Hi guys I'm back. Today is the 19th day that I don't drink alcohol. I'm struggling for it, but I have to do this for my family to bring them back to my life. Thank you for AA meeting they helped me a lot and thank you for those people who give me support and care.


----------



## EleGirl (Dec 3, 2011)

I'm glad to hear that you are sticking to your plan and doing better.
I'm sure that it's hard.


----------



## thatbpguy (Dec 24, 2012)

Awesome!

You can and will do this. For you as well as for your family.


----------



## Forest (Mar 29, 2014)

Good news. 

Practice what I call "conscious forgetfullness". Anytime you mind wanders to the subject of alcohol (or whatever else bothers you) force yourself to immediately drop it, and just forget it.

Stay busy, look for any thing to do, and do it.


----------



## Waits4Mr.Right (Oct 29, 2011)

That's awesome! Stay strong. You can do this for yourself...and your family. Do it for you 1st though.


----------



## Ikaika (Apr 23, 2012)

Feel free to join us at

http://talkaboutmarriage.com/showthread.php?t=202698


----------



## FatherofTwo (Dec 6, 2014)

Absolutely outstanding !! I hope this continues for you and your family !!

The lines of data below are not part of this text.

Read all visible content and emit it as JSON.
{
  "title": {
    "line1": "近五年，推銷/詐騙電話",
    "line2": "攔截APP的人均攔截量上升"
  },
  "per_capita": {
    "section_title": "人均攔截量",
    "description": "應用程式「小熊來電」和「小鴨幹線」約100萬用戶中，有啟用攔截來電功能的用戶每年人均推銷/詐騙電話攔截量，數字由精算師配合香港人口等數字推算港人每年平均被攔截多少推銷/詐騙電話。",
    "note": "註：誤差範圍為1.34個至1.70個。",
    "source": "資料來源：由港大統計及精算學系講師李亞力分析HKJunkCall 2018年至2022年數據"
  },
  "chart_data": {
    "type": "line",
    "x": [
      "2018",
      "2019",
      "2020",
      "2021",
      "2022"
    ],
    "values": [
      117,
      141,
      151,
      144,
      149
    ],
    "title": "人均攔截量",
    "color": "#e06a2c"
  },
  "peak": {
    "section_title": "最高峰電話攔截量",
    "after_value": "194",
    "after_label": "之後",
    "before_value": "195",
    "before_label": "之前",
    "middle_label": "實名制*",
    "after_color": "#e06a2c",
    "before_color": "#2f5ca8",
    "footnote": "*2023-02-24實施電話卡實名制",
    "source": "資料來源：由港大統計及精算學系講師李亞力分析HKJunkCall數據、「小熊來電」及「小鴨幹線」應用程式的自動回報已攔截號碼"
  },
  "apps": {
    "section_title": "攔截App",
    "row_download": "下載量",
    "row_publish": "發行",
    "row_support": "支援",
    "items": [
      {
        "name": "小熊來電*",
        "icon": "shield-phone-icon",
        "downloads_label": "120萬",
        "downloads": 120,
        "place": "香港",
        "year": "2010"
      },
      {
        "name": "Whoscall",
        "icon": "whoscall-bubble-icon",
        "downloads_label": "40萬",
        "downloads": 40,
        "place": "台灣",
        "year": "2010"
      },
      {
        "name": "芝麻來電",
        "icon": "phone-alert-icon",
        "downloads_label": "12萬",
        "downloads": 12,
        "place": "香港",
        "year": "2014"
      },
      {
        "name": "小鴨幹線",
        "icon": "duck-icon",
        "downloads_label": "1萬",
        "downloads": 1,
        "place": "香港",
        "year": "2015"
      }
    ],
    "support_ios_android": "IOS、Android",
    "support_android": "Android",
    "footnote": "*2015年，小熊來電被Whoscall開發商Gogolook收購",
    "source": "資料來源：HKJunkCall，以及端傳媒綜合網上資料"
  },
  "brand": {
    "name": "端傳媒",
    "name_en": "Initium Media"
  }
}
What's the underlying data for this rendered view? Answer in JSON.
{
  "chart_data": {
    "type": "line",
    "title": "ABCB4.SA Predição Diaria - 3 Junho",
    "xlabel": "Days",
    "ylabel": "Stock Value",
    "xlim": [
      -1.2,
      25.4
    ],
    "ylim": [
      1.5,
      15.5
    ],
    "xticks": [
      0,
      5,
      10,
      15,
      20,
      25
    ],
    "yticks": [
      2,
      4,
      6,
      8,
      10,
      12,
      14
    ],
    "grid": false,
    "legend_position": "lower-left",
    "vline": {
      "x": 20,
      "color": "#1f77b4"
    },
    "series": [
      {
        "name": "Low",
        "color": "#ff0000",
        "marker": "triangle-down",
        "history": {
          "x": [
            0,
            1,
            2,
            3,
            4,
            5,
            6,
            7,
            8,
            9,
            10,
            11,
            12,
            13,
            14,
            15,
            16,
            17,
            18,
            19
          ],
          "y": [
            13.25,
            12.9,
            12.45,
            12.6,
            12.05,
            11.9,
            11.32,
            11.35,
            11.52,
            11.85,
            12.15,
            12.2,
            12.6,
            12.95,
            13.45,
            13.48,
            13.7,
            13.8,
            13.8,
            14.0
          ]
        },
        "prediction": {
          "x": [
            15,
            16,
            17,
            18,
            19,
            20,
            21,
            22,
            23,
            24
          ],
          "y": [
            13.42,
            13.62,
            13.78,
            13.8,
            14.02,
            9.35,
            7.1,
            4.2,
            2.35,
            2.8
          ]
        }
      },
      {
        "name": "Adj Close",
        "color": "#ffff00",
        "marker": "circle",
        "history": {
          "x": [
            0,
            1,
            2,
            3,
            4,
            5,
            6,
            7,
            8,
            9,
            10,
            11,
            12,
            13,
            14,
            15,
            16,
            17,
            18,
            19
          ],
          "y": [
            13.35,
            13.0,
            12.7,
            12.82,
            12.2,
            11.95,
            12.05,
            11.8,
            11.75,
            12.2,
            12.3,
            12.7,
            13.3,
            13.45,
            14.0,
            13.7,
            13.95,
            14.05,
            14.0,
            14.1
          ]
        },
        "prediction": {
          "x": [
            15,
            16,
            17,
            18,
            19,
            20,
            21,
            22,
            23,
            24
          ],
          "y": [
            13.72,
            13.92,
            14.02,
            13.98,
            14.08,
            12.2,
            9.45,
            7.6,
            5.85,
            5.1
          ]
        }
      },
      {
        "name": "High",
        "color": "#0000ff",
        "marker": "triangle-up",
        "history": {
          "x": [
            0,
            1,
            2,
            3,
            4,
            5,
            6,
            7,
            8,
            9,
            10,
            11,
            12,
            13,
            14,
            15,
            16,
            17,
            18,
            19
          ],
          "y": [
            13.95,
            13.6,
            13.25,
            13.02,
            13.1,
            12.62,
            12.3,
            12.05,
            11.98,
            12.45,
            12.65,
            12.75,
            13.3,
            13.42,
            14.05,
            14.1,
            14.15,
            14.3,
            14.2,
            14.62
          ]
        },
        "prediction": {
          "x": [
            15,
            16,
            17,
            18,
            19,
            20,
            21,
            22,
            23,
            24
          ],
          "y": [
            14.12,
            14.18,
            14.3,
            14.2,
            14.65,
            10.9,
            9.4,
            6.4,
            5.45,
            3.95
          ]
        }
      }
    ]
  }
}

If ever you're tempted and you will be ....... think about the wife and children not being in your life and that should make you ask for an ice cold glass of Sprite instead !! 

Good luck !!


----------



## droll (Nov 11, 2014)

Thank you guys! I will not stop until I don't get sober and clean.


----------



## Ikaika (Apr 23, 2012)

You aren't drinking are you? How many days, weeks, months, years?


----------



## droll (Nov 11, 2014)

Yeah I don't it's almost a month now


----------



## Ikaika (Apr 23, 2012)

Stay strong. This is a rough time of year in my experience. If you need to talk, I will stick around on this thread. Please stay strong, it is so worth it. 

I can tell you the first three months are the hardest.


----------



## Ikaika (Apr 23, 2012)

Droll, 

How are you doing?


----------



## droll (Nov 11, 2014)

Hi ikaika

I'm doing great. How about you?


----------



## Ikaika (Apr 23, 2012)

I'm good, the key for me is to stay busy with alternative activities. It is a tough time of year, but I also have a lot of family support.


----------